Creating a reference to an external dataset in Syntasa is a simple and guided process. The Create Dataset screen allows you to define a dataset that points to a Hive table located outside the Syntasa-managed environment, such as cloud object storage. Once created, this external dataset can be used seamlessly within application processes, just like an internal dataset.
Steps to Create Dataset Pointing to External Location
Follow these steps to reach the Create Dataset screen:
- Navigate to the Event Store screen that is being used in your application.
- Under the Event Store, go to the Dataset tab.
- Click the Create (➕) icon.
This action opens the Create Dataset screen.
Create Dataset – Field Details
On the Create Dataset screen, provide the following information:
1. Dataset Name
- This is a logical reference name used within the Syntasa environment.
- It represents the external dataset but does not create or move any physical data.
- Choose a meaningful name so it is easily identifiable when used in application processes.
- Once the dataset is created, it can not be renamed.
2. External Location Path
- Enter the path to the external storage location where the Hive table resides or where output data should be written.
- This path must be accessible from the Syntasa runtime environment.
3. Development / Production Toggle
Since only one external path is provided during dataset creation, it is important to define which workflow (Development or Production) should write output data to the external location.
Background
In the Syntasa application:
- When a job runs in the Development workflow, output data is normally written to the development database path.

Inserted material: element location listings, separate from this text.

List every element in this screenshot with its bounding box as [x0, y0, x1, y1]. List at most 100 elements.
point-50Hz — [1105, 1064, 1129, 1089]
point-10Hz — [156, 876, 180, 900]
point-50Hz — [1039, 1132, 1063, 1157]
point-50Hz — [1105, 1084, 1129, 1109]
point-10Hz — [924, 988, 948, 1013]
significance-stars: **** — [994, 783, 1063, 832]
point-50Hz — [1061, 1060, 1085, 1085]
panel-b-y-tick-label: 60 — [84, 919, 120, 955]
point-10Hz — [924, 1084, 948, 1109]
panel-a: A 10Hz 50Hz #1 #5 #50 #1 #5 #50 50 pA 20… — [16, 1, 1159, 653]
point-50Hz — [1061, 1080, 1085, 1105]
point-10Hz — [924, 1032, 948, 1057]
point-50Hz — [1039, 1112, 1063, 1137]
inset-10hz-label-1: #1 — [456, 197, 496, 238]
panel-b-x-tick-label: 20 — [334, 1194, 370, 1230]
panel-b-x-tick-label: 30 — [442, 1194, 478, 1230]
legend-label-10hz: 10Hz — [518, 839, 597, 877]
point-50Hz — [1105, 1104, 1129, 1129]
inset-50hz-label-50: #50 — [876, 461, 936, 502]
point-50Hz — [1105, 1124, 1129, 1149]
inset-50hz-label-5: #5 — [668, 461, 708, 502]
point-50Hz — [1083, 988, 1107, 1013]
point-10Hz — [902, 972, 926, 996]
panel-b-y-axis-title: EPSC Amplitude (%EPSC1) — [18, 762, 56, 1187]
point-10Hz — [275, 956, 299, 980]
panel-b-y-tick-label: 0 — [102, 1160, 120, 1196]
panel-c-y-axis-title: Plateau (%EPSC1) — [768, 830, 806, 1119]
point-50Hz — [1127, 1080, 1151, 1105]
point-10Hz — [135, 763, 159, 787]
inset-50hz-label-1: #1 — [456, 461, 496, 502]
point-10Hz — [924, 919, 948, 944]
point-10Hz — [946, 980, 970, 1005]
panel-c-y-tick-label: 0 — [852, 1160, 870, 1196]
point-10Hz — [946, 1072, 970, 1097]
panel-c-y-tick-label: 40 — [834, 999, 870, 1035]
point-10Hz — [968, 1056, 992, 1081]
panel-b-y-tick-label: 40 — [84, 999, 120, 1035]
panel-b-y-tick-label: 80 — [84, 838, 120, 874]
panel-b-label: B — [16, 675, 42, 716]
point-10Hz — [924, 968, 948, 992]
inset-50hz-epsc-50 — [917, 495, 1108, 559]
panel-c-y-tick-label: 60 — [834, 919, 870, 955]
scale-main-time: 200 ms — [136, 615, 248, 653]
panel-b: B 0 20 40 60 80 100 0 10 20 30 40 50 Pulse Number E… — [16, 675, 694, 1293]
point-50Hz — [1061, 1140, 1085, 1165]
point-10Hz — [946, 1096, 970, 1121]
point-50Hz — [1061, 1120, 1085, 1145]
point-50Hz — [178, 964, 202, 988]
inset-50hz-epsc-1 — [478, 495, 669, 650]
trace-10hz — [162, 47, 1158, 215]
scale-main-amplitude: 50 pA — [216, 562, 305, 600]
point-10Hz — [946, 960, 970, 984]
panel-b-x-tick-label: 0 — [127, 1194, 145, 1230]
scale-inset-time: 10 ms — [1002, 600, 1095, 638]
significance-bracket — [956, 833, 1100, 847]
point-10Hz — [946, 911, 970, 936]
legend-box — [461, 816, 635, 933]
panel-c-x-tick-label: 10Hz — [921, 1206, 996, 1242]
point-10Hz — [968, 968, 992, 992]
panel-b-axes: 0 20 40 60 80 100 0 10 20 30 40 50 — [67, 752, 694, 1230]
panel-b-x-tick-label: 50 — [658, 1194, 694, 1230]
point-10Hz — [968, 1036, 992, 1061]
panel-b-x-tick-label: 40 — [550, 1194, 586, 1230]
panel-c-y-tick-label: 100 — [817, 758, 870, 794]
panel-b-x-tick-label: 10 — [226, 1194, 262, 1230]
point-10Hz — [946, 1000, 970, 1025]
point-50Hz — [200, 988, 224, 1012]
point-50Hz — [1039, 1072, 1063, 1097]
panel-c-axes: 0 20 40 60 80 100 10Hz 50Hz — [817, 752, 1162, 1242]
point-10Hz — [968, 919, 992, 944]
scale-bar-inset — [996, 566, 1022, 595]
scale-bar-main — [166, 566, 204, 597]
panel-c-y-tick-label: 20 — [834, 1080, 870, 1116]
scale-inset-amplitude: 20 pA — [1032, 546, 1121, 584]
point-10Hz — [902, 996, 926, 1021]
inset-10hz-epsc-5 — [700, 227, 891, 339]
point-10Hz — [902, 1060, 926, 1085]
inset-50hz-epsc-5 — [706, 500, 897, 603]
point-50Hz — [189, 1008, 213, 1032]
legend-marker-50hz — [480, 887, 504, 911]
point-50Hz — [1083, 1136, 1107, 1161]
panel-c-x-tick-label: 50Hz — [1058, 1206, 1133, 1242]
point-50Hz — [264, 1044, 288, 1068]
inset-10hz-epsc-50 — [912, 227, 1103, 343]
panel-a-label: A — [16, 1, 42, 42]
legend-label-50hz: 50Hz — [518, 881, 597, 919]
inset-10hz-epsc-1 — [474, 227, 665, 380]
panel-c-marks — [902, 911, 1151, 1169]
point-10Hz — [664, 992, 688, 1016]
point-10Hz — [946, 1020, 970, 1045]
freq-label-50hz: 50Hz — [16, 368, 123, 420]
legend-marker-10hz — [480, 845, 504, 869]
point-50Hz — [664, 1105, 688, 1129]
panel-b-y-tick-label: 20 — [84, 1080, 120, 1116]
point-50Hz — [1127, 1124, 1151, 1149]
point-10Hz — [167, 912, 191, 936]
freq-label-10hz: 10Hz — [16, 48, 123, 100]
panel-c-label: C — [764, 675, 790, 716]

- When a job runs in the Production workflow, output data is normally written to the production database path.
With External Datasets, you must explicitly specify which workflow should use the external location.
Toggle Behavior
When the toggle is OFF, the dataset is created only in the development database when you click Save.
- If the process is executed from the development workflow, the output is written to the external location.
When the application is deployed to the production workflow, a dataset is created in the production database that points only to the internal Syntasa location. In this case, production executions do not write to the external location.
When the toggle is ON , datasets are created in both the development and production databases when you click Save.
- The development dataset is configured to use the internal Syntasa location.
- The production dataset is configured to use the external location.
When you register a dataset for Production, Syntasa automatically creates a corresponding Development dataset internally using the event store’s default Development database path.
4. Test Connection
- Click Test to validate the external path.
- If the path is correct and accessible, Syntasa validates the connection.
- Upon successful validation, Syntasa detects:
- Whether data already exists at the path.
- The underlying Hive file format (for example, TextFile, Parquet, Avro, etc.).
Based on this detection, you are prompted to select the appropriate file format for reading or writing data.
5. Schema Definition
After selecting the file format, define the dataset schema using one of the following options:
- Get Schema: Automatically populates the schema based on the files present in the external location. The system calls the API, which scans the latest modified file in the external path to extract column names and types. Please note that the system typically only returns partition information for Text files.
- Manual Schema Creation: Add columns manually.
- Import Schema: Import schema details from an Excel file.
- Export Schema: Export the schema shown on grid into excel file.
- Clear: Clears the data from grid
This flexibility allows you to either reuse an existing schema or define a new one as per your requirements.
6. Create the Dataset
Once all required details are filled in:
- Review the dataset configuration.
- Click Create.
The external dataset is now created and ready to be used in application processes for reading data from or writing data to the external location.
Athena Integration (AWS Environments)
In AWS environments, datasets that use the Delta file format are automatically integrated with Athena. When the dataset is registered, Syntasa creates an Athena table named <table_name>_athena, enabling users to run SQL queries on the data directly through the AWS Athena console.